MacDonald, founding chair of the Principles for Responsible Investment, reckons the debate has been helped by two things: the 2005 Freshfields report looking at fiduciary duty, ESG and institutional investors; and the work by the Climate Tracker Initiative.

“Both of those issues have come together to help frame the outcome of this and helped to frame how investors and financial institutions are going to move this forward,” he said.

The investor climate bodies such as the European focused IIGCC and its fellow groups, the Australasian IIGC and the North America INCR had significant presence at the talks: “The Australians, the North Americans and ourselves I think, made a big impact. I think we’ve helped to frame the outcome.”Asked about carbon pricing, MacDonald believes the outcome will be that the various regional carbon trading schemes will develop in terms of “content, depth and effectiveness”.

“The strengthened ambitions in terms of greenhouse gas emissions absolutely necessitates much more attention to putting a price on carbon,” he says. “The mechanisms are open for discussion.”

Paris means that the country-level ‘Intended’ Nationally Determined Contributions (INDC) climate plans now become ‘NDCs’ and MacDonald sees a role for investors here too.

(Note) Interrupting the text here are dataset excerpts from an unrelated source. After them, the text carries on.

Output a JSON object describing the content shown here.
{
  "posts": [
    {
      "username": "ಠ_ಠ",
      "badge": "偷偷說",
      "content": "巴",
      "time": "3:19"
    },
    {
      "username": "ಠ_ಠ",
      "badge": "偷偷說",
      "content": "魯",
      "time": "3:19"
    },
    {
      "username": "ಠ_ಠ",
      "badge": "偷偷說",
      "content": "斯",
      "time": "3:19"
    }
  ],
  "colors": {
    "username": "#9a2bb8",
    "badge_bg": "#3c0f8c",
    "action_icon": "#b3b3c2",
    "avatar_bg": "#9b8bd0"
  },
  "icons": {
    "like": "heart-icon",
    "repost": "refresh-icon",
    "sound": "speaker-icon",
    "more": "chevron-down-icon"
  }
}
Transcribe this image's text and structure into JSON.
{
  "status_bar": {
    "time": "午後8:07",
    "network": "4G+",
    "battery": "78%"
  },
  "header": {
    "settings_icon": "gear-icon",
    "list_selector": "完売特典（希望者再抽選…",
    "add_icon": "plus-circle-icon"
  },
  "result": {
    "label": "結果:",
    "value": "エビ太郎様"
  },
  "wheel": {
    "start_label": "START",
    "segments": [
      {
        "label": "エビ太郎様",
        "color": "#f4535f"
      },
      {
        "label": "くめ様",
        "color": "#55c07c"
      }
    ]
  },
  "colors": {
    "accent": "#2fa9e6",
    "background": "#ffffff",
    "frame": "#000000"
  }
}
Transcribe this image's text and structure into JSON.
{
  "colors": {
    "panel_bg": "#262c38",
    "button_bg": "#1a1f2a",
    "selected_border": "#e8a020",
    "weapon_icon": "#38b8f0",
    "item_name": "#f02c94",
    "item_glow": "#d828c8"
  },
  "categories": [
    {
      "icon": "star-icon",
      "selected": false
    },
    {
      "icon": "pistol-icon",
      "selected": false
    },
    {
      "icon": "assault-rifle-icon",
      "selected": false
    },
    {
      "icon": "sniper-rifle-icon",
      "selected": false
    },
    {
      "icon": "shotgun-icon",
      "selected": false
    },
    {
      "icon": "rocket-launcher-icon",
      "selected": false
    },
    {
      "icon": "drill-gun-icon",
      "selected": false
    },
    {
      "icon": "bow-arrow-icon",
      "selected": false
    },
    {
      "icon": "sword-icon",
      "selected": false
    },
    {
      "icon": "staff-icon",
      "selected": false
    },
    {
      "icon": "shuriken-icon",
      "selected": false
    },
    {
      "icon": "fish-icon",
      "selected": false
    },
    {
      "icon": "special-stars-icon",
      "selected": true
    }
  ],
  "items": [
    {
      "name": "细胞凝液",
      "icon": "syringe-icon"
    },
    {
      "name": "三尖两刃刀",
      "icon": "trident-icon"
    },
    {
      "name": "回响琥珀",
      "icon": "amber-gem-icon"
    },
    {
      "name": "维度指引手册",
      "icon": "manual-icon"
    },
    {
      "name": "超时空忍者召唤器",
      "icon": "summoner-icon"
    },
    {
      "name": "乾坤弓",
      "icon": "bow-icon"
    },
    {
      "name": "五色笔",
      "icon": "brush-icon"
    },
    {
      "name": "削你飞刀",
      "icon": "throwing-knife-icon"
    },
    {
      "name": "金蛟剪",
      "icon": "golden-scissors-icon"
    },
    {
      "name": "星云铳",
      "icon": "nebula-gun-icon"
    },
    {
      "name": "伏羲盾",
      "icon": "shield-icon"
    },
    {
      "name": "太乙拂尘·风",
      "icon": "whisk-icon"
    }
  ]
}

“Part of our job is to discuss with the member states how those NDCs are going to be implemented. We want to get involved in the planning and we want to look at the projects we can become involved in.” The five-year review period – which investors had called for – allows the ratcheting up of ambitions “because if the outcomes don’t meet the targets, it then means we need to readdress the mechanisms”.

What this means is that it gives institutional investors the “opportunity to engage on a consistent basis” with policy makers to get the right methodology to achieve the transition to a low carbon economy. MacDonald thinks this channel between large investors (‘non-state actors’ in the jargon) and policy makers is inevitable as it’s “absolutely obvious” that public finance can’t do it on its own.

But what will be key from now on is the road from Paris: “What do we do after Paris? That’s going to be critical. We’ve got a lot of work to do with the state actors!”

On the agenda for the IIGCC are topics like reporting and improving transparency (it has been running carbon footprinting seminars). “One of the issues that has come out of this, is that there are different methodologies,” he says. “You can measure carbon in different ways. I think there will be a lot more discussion on how do we get standard reporting because we when ask corporates, when we ask our own institutions, what they’re doing in terms of carbon, there’s no point in having huge amounts of data from different sources because investors and fund managers just won’t have the time to go through all that if everything’s in unique detail.
“So I think what we need to do is try to move towards fairly standardised reporting mechanisms, which are robust and which stand up to scrutiny.

“We need to learn the lessons of the EU carbon trading allowances system and the VW diesel emissions issue: we need to make sure that the methodology is robust, stands up and is actually worth something.”